Python excels in automation, scripting, and task management. 1) Automation: File backup is realized through standard libraries such as os and shutil. 2) Script writing: Use the psutil library to monitor system resources. 3) Task management: Use the schedule library to schedule tasks. Python's ease of use and rich library support makes it the preferred tool in these areas.

VS Code is the full name Visual Studio Code, which is a free and open source cross-platform code editor and development environment developed by Microsoft. It supports a wide range of programming languages and provides syntax highlighting, code automatic completion, code snippets and smart prompts to improve development efficiency. Through a rich extension ecosystem, users can add extensions to specific needs and languages, such as debuggers, code formatting tools, and Git integrations. VS Code also includes an intuitive debugger that helps quickly find and resolve bugs in your code.

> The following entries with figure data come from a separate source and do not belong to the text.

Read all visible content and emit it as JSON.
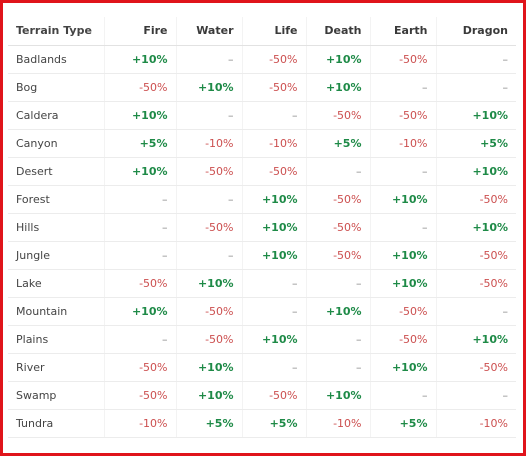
{
  "table": {
    "headers": [
      "Terrain Type",
      "Fire",
      "Water",
      "Life",
      "Death",
      "Earth",
      "Dragon"
    ],
    "rows": [
      {
        "name": "Badlands",
        "values": [
          "+10%",
          "–",
          "-50%",
          "+10%",
          "-50%",
          "–"
        ]
      },
      {
        "name": "Bog",
        "values": [
          "-50%",
          "+10%",
          "-50%",
          "+10%",
          "–",
          "–"
        ]
      },
      {
        "name": "Caldera",
        "values": [
          "+10%",
          "–",
          "–",
          "-50%",
          "-50%",
          "+10%"
        ]
      },
      {
        "name": "Canyon",
        "values": [
          "+5%",
          "-10%",
          "-10%",
          "+5%",
          "-10%",
          "+5%"
        ]
      },
      {
        "name": "Desert",
        "values": [
          "+10%",
          "-50%",
          "-50%",
          "–",
          "–",
          "+10%"
        ]
      },
      {
        "name": "Forest",
        "values": [
          "–",
          "–",
          "+10%",
          "-50%",
          "+10%",
          "-50%"
        ]
      },
      {
        "name": "Hills",
        "values": [
          "–",
          "-50%",
          "+10%",
          "-50%",
          "–",
          "+10%"
        ]
      },
      {
        "name": "Jungle",
        "values": [
          "–",
          "–",
          "+10%",
          "-50%",
          "+10%",
          "-50%"
        ]
      },
      {
        "name": "Lake",
        "values": [
          "-50%",
          "+10%",
          "–",
          "–",
          "+10%",
          "-50%"
        ]
      },
      {
        "name": "Mountain",
        "values": [
          "+10%",
          "-50%",
          "–",
          "+10%",
          "-50%",
          "–"
        ]
      },
      {
        "name": "Plains",
        "values": [
          "–",
          "-50%",
          "+10%",
          "–",
          "-50%",
          "+10%"
        ]
      },
      {
        "name": "River",
        "values": [
          "-50%",
          "+10%",
          "–",
          "–",
          "+10%",
          "-50%"
        ]
      },
      {
        "name": "Swamp",
        "values": [
          "-50%",
          "+10%",
          "-50%",
          "+10%",
          "–",
          "–"
        ]
      },
      {
        "name": "Tundra",
        "values": [
          "-10%",
          "+5%",
          "+5%",
          "-10%",
          "+5%",
          "-10%"
        ]
      }
    ]
  },
  "colors": {
    "frame_border": "#e0141b",
    "positive": "#1e8a47",
    "negative": "#cc4f4f",
    "neutral": "#8a8a8a"
  }
}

VS Code not only can run Python, but also provides powerful functions, including: automatically identifying Python files after installing Python extensions, providing functions such as code completion, syntax highlighting, and debugging. Relying on the installed Python environment, extensions act as bridge connection editing and Python environment. The debugging functions include setting breakpoints, step-by-step debugging, viewing variable values, and improving debugging efficiency. The integrated terminal supports running complex commands such as unit testing and package management. Supports extended configuration and enhances features such as code formatting, analysis and version control.

Yes, VS Code can run Python code. To run Python efficiently in VS Code, complete the following steps: Install the Python interpreter and configure environment variables. Install the Python extension in VS Code. Run Python code in VS Code's terminal via the command line. Use VS Code's debugging capabilities and code formatting to improve development efficiency. Adopt good programming habits and use performance analysis tools to optimize code performance.